A Poor Man’s Data Warehouse
T-SQL Tuesday this month is being hosted by the one and only Jes Borland (blog | twitter), and the topic of the month is aggregation. Powerful and fast aggregation tools are one of the biggest reasons to use a database. Without them, there would be a lot less awesomeness to look forward to – kind of like a meal without bacon.
Even almighty bacon has its downsides (fat, sodium, etc), and as awesome as aggregates are, they have weaknesses too. What can become an issue with aggregates are that by nature, all applicable values must be scanned to generate the aggregate. For instance, you can't figure out the average of a set of numbers without scanning the entire set. The same holds true for the sum, min, max, and other statistics. This means that the time it takes to calculate an average can grow with the size of the data set.
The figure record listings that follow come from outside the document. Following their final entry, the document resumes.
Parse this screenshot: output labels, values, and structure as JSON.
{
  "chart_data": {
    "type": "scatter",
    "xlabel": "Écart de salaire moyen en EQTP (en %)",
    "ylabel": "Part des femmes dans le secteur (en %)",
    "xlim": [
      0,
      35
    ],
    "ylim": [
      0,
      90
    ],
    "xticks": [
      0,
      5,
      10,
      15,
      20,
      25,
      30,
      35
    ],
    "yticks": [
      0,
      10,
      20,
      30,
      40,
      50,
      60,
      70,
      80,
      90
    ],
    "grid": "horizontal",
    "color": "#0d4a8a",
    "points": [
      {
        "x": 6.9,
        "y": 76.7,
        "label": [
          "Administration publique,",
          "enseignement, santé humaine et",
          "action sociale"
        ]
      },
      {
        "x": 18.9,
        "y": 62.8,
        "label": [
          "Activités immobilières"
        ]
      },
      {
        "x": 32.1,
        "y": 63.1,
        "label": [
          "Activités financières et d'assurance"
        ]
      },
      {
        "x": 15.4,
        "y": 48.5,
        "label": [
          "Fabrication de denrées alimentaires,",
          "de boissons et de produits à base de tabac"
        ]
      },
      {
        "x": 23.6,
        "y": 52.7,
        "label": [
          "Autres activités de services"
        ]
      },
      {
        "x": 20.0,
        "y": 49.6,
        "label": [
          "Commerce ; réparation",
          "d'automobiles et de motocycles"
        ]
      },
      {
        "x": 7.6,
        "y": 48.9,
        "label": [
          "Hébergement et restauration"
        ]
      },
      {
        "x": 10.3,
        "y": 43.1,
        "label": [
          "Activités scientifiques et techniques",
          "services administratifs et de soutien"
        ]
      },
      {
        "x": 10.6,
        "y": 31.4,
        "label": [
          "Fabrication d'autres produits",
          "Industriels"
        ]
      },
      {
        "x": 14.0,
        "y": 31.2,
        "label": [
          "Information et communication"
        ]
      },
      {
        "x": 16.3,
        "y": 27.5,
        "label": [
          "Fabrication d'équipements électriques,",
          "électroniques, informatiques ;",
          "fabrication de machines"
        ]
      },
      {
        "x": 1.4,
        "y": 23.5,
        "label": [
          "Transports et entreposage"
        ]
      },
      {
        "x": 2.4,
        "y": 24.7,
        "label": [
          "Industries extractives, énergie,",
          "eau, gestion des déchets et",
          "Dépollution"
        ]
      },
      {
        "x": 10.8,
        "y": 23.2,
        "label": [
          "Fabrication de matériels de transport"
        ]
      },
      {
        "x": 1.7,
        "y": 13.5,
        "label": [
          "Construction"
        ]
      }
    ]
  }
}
As sets get increasingly large, performance can degrade to the point where it's no longer acceptable, in which case other tools may be necessary to deliver the requested aggregate information in an appropriate amount of time.
One such tool for doing this a data warehouse, which can be implemented using SQL Server Analysis Services (SSAS). SSAS has its advantages and disadvantages like any product, and probably the biggest thing it has working against it is its learning curve. There's also the issue that it's only available on standard edition and above, and you don't get all the real goodies unless you're using Enterprise Edition.
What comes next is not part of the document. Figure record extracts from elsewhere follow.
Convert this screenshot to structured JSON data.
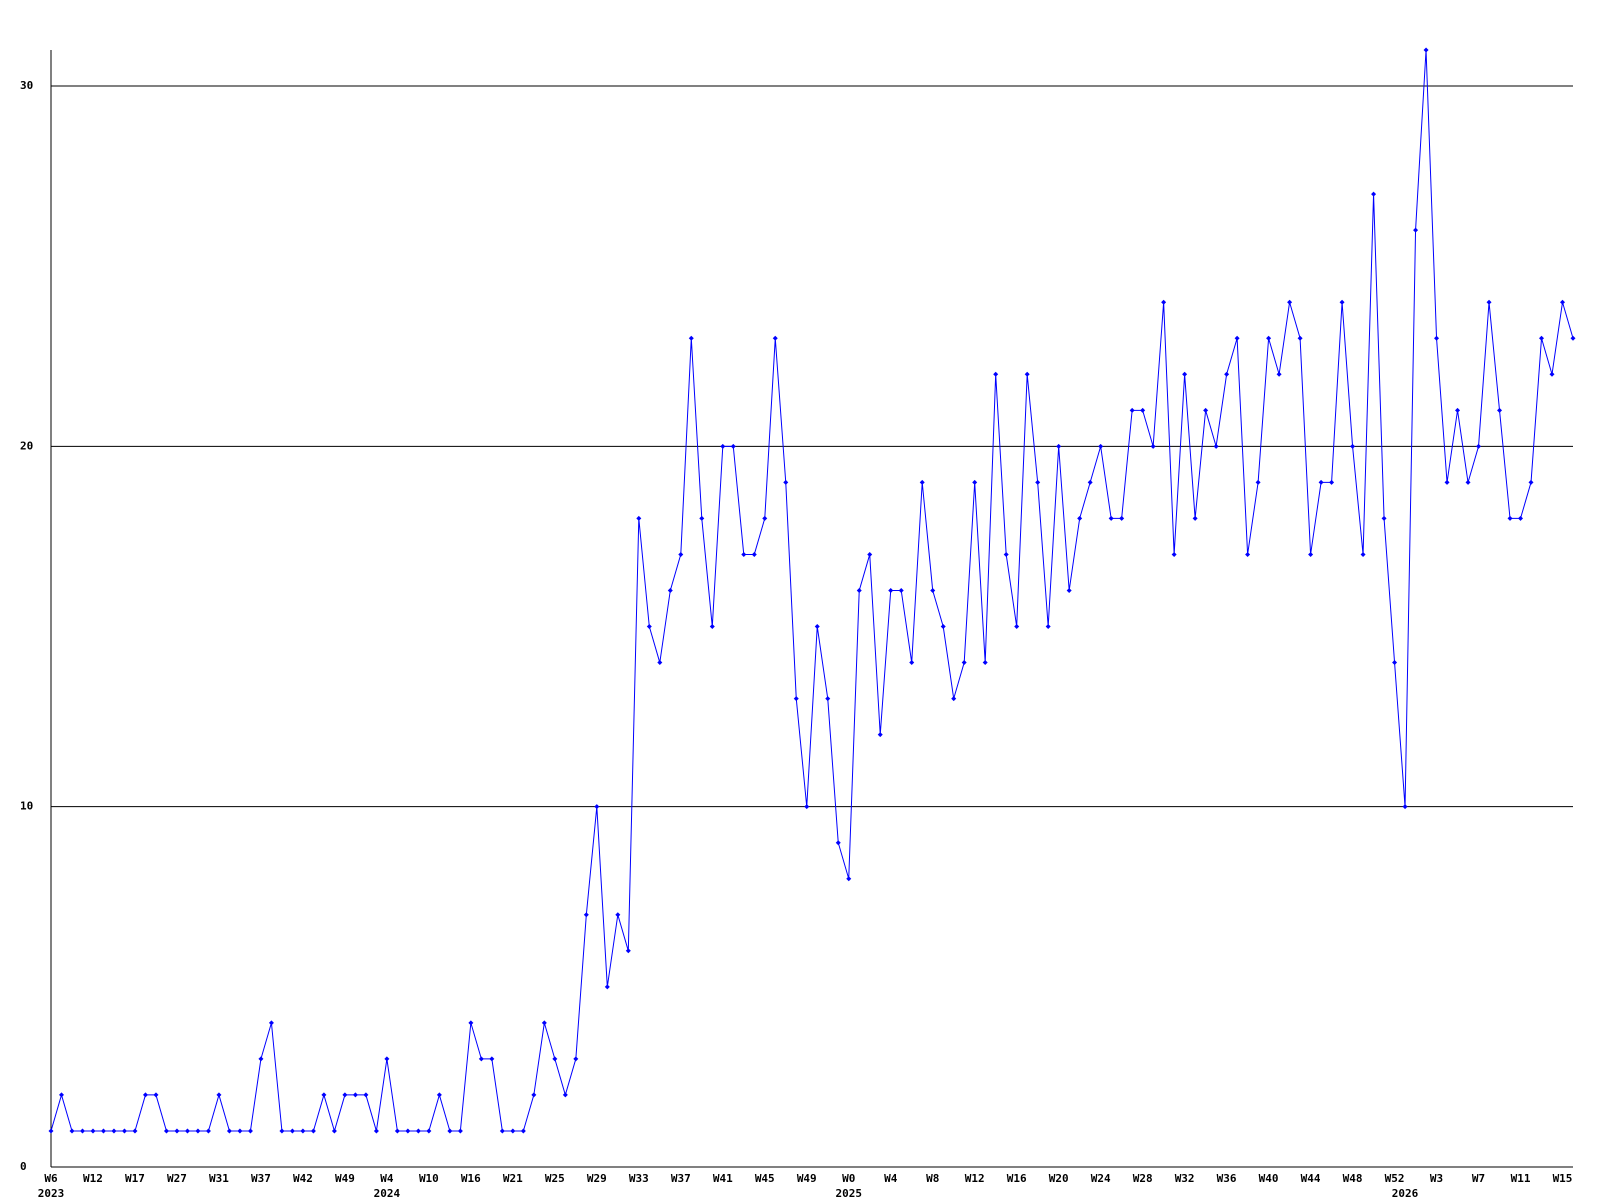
{
  "chart_data": {
    "type": "line",
    "categories": [
      "W6",
      null,
      null,
      null,
      "W12",
      null,
      null,
      null,
      "W17",
      null,
      null,
      null,
      "W27",
      null,
      null,
      null,
      "W31",
      null,
      null,
      null,
      "W37",
      null,
      null,
      null,
      "W42",
      null,
      null,
      null,
      "W49",
      null,
      null,
      null,
      "W4",
      null,
      null,
      null,
      "W10",
      null,
      null,
      null,
      "W16",
      null,
      null,
      null,
      "W21",
      null,
      null,
      null,
      "W25",
      null,
      null,
      null,
      "W29",
      null,
      null,
      null,
      "W33",
      null,
      null,
      null,
      "W37",
      null,
      null,
      null,
      "W41",
      null,
      null,
      null,
      "W45",
      null,
      null,
      null,
      "W49",
      null,
      null,
      null,
      "W0",
      null,
      null,
      null,
      "W4",
      null,
      null,
      null,
      "W8",
      null,
      null,
      null,
      "W12",
      null,
      null,
      null,
      "W16",
      null,
      null,
      null,
      "W20",
      null,
      null,
      null,
      "W24",
      null,
      null,
      null,
      "W28",
      null,
      null,
      null,
      "W32",
      null,
      null,
      null,
      "W36",
      null,
      null,
      null,
      "W40",
      null,
      null,
      null,
      "W44",
      null,
      null,
      null,
      "W48",
      null,
      null,
      null,
      "W52",
      null,
      null,
      null,
      "W3",
      null,
      null,
      null,
      "W7",
      null,
      null,
      null,
      "W11",
      null,
      null,
      null,
      "W15",
      null
    ],
    "year_labels": [
      {
        "index": 0,
        "label": "2023"
      },
      {
        "index": 32,
        "label": "2024"
      },
      {
        "index": 76,
        "label": "2025"
      },
      {
        "index": 129,
        "label": "2026"
      }
    ],
    "series": [
      {
        "color": "#0000ff",
        "values": [
          1,
          2,
          1,
          1,
          1,
          1,
          1,
          1,
          1,
          2,
          2,
          1,
          1,
          1,
          1,
          1,
          2,
          1,
          1,
          1,
          3,
          4,
          1,
          1,
          1,
          1,
          2,
          1,
          2,
          2,
          2,
          1,
          3,
          1,
          1,
          1,
          1,
          2,
          1,
          1,
          4,
          3,
          3,
          1,
          1,
          1,
          2,
          4,
          3,
          2,
          3,
          7,
          10,
          5,
          7,
          6,
          18,
          15,
          14,
          16,
          17,
          23,
          18,
          15,
          20,
          20,
          17,
          17,
          18,
          23,
          19,
          13,
          10,
          15,
          13,
          9,
          8,
          16,
          17,
          12,
          16,
          16,
          14,
          19,
          16,
          15,
          13,
          14,
          19,
          14,
          22,
          17,
          15,
          22,
          19,
          15,
          20,
          16,
          18,
          19,
          20,
          18,
          18,
          21,
          21,
          20,
          24,
          17,
          22,
          18,
          21,
          20,
          22,
          23,
          17,
          19,
          23,
          22,
          24,
          23,
          17,
          19,
          19,
          24,
          20,
          17,
          27,
          18,
          14,
          10,
          26,
          31,
          23,
          19,
          21,
          19,
          20,
          24,
          21,
          18,
          18,
          19,
          23,
          22,
          24,
          23
        ]
      }
    ],
    "ylim": [
      0,
      31
    ],
    "yticks": [
      0,
      10,
      20,
      30
    ],
    "grid": true
  }
}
A few times I've been able to get the desired results with a much lower-tech solution than SSAS which I call the "Poor Man's Data Warehouse". It's a table of pre-aggregated data. (I really wasn't kidding when I said it was low-tech!) Basically another table is created to store the data in its already-aggregated form. Rather than querying the "primary" tables and performing the costly aggregations on them, these pre-aggregated tables can be used instead, typically with much faster results because fewer records need to be scanned to arrive at the result.
For some sample data I'll be using the Production.TransactionHistory table from the AdventureWorks2008 database. If you don't already have AdventureWorks2008 loaded somewhere, you can download it from here. Querying the entire table shows there's a little over 113,000 rows. Let's say that we're only interested in the total number of each product sold each month. First let's create a table for storing the aggregates:
1CREATE TABLE Production.TransactionHistory_PMDW (
2 MonthStart DATE,
3 ProductID INT,
4 TotalQty INT,
5 CONSTRAINT PK_TransactionHistory_PMDW PRIMARY KEY CLUSTERED (MonthStart, ProductID)
6);
You'll notice this table only contains the bare minimum for storing this aggregate data, the start of the month (stored as a DATE), the Product ID, and the total quantity of that product sold during that month. Aggregating by another field in addition to Month and Product would involve adding another column.
Now that the table has been created it needs to be filled with aggregate data, which can be accomplished with the following:
1INSERT INTO Production.TransactionHistory_PMDW (MonthStart, ProductID, TotalQty)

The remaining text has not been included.